Ancient Egyptian medicine offers care clues

Effective snake bite treatment was one of the highlights of the forgotten skills of ancient Egyptian medicine, according to a new study.

Medical care in Ancient Egypt is the subject of a new book showing that many treatments, some fairly effective, were available for the common hazard, a snake bite.

Professor Rosalie David and Dr Roger Forshaw of the University of Manchester, UK, investigated the subject and found that ancient Egyptian doctors had a number of impressive skills.

As well as snake bite treatments from the Brooklyn Papyrus of 450 BC, the book Medicine and Healing Practices in Ancient Egypt covers approaches to old age, attitudes to deformity and disability, and treatment of trauma.

The authors explain that medical care in ancient Egypt was universally available throughout society, offered at temples, workplaces and town settings.

Spells and prayers to various gods feature in the book, as well as some painful but effective treatments including wound incision and bandaging for scorpion and spider bites.
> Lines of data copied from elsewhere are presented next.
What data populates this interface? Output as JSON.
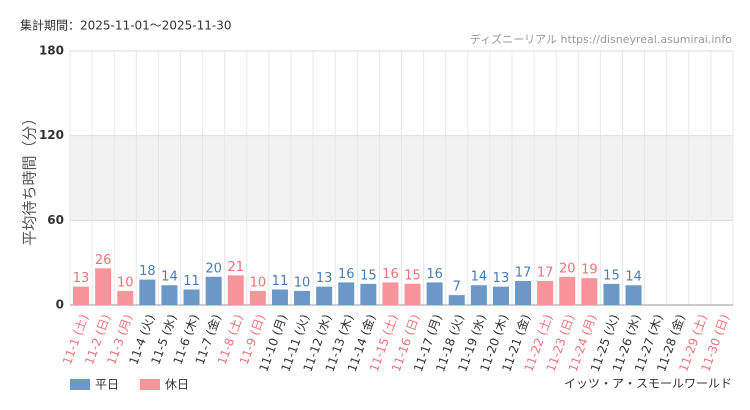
{
  "chart_data": {
    "type": "bar",
    "period": "集計期間：2025-11-01～2025-11-30",
    "source": "ディズニーリアル https://disneyreal.asumirai.info",
    "attraction": "イッツ・ア・スモールワールド",
    "y_label": "平均待ち時間（分）",
    "categories": [
      "11-1 (土)",
      "11-2 (日)",
      "11-3 (月)",
      "11-4 (火)",
      "11-5 (水)",
      "11-6 (木)",
      "11-7 (金)",
      "11-8 (土)",
      "11-9 (日)",
      "11-10 (月)",
      "11-11 (火)",
      "11-12 (水)",
      "11-13 (木)",
      "11-14 (金)",
      "11-15 (土)",
      "11-16 (日)",
      "11-17 (月)",
      "11-18 (火)",
      "11-19 (水)",
      "11-20 (木)",
      "11-21 (金)",
      "11-22 (土)",
      "11-23 (日)",
      "11-24 (月)",
      "11-25 (火)",
      "11-26 (水)",
      "11-27 (木)",
      "11-28 (金)",
      "11-29 (土)",
      "11-30 (日)"
    ],
    "category_colors": [
      "#f0727a",
      "#f0727a",
      "#f0727a",
      "#333333",
      "#333333",
      "#333333",
      "#333333",
      "#f0727a",
      "#f0727a",
      "#333333",
      "#333333",
      "#333333",
      "#333333",
      "#333333",
      "#f0727a",
      "#f0727a",
      "#333333",
      "#333333",
      "#333333",
      "#333333",
      "#333333",
      "#f0727a",
      "#f0727a",
      "#f0727a",
      "#333333",
      "#333333",
      "#333333",
      "#333333",
      "#f0727a",
      "#f0727a"
    ],
    "series": [
      {
        "name": "平日",
        "color": "#6b98c6",
        "label_color": "#4a7db3",
        "values": [
          null,
          null,
          null,
          18,
          14,
          11,
          20,
          null,
          null,
          11,
          10,
          13,
          16,
          15,
          null,
          null,
          16,
          7,
          14,
          13,
          17,
          null,
          null,
          null,
          15,
          14,
          null,
          null,
          null,
          null
        ]
      },
      {
        "name": "休日",
        "color": "#f7959b",
        "label_color": "#f0727a",
        "values": [
          13,
          26,
          10,
          null,
          null,
          null,
          null,
          21,
          10,
          null,
          null,
          null,
          null,
          null,
          16,
          15,
          null,
          null,
          null,
          null,
          null,
          17,
          20,
          19,
          null,
          null,
          null,
          null,
          null,
          null
        ]
      }
    ],
    "ylim": [
      0,
      180
    ],
    "yticks": [
      0,
      60,
      120,
      180
    ],
    "grid": true
  }
}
The Ancient Egyptians often used natron, a mineral salt found in dried lake beds that can reduce swelling by osmosis and act as a type of antiseptic.
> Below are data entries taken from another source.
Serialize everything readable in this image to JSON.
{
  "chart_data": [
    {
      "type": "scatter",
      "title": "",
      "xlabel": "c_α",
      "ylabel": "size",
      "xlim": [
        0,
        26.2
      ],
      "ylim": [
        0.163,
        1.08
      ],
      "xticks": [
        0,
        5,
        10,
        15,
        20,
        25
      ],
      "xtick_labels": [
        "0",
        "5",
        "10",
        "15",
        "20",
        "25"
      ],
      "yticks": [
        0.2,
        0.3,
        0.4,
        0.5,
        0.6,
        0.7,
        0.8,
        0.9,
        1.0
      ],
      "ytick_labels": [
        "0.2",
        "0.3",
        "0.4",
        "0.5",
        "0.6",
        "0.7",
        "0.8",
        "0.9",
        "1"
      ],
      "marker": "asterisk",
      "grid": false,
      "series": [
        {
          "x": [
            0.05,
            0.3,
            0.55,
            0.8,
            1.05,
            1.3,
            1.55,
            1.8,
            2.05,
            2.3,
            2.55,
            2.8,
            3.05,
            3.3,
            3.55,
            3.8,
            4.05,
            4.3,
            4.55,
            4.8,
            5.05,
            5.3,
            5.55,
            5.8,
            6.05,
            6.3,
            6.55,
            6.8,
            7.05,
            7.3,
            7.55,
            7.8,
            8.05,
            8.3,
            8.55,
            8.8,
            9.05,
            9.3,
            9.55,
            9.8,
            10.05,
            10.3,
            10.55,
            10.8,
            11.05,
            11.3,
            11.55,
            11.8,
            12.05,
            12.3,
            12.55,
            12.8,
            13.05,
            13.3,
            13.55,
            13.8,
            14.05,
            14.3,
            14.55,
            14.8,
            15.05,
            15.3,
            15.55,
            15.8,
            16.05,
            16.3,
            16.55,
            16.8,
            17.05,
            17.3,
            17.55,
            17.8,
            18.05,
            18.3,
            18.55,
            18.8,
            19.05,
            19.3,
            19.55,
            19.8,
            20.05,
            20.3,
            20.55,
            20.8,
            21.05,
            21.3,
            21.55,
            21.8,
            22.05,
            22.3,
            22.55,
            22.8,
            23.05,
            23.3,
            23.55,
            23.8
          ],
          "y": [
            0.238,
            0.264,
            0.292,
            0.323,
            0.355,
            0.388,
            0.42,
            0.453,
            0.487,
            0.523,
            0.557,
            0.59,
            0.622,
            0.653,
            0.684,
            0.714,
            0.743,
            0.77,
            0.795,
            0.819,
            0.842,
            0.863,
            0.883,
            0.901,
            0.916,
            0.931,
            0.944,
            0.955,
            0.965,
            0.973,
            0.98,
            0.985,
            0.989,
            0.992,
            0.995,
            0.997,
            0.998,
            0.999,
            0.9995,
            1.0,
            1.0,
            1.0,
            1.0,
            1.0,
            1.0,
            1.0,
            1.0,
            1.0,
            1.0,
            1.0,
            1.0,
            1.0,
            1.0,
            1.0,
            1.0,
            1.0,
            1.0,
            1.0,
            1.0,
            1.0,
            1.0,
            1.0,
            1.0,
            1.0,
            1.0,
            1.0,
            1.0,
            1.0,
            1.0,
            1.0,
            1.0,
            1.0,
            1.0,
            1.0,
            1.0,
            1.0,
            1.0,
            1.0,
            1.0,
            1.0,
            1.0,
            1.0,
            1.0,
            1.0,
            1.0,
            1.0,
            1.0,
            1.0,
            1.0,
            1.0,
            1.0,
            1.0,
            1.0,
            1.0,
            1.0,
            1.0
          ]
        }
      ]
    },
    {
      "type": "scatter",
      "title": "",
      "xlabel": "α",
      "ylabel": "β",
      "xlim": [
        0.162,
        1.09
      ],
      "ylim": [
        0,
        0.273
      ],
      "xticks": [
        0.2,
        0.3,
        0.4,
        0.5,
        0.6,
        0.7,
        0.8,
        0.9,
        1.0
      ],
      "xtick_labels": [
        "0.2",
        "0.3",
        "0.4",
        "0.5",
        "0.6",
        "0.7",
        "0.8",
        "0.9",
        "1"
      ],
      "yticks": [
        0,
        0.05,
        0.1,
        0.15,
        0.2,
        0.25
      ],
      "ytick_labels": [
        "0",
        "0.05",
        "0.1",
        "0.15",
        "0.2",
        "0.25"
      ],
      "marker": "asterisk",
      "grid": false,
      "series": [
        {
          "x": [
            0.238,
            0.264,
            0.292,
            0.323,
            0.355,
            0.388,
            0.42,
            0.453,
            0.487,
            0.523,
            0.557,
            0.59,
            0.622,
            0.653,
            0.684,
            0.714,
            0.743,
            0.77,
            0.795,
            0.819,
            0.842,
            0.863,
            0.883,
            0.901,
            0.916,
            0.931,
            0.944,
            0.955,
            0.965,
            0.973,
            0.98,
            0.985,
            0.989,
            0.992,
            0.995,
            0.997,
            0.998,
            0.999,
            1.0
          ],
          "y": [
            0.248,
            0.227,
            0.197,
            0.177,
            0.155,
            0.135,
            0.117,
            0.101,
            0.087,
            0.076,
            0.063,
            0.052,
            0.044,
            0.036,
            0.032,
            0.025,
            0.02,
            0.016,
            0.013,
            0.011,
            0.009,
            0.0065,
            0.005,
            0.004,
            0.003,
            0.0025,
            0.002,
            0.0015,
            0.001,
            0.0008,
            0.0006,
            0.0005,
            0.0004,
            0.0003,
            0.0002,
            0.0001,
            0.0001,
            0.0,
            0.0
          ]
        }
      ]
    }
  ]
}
It is mentioned in the Brooklyn Papyrus, alongside herbal treatments and the common use of onion which repelled snakes due to its sulfonic acid content.

“The Egyptian health care system was advanced and successful, not least for devising innovative ways to treat snake bites and save lives,” says Professor David.

“Its achievements, although widely praised in antiquity, are often not fully recognised today.

“This ancient Egyptian medicine was even evident in medieval and later practices in Europe, and some aspects still survive today in modern ‘Western’ medicine,” she adds.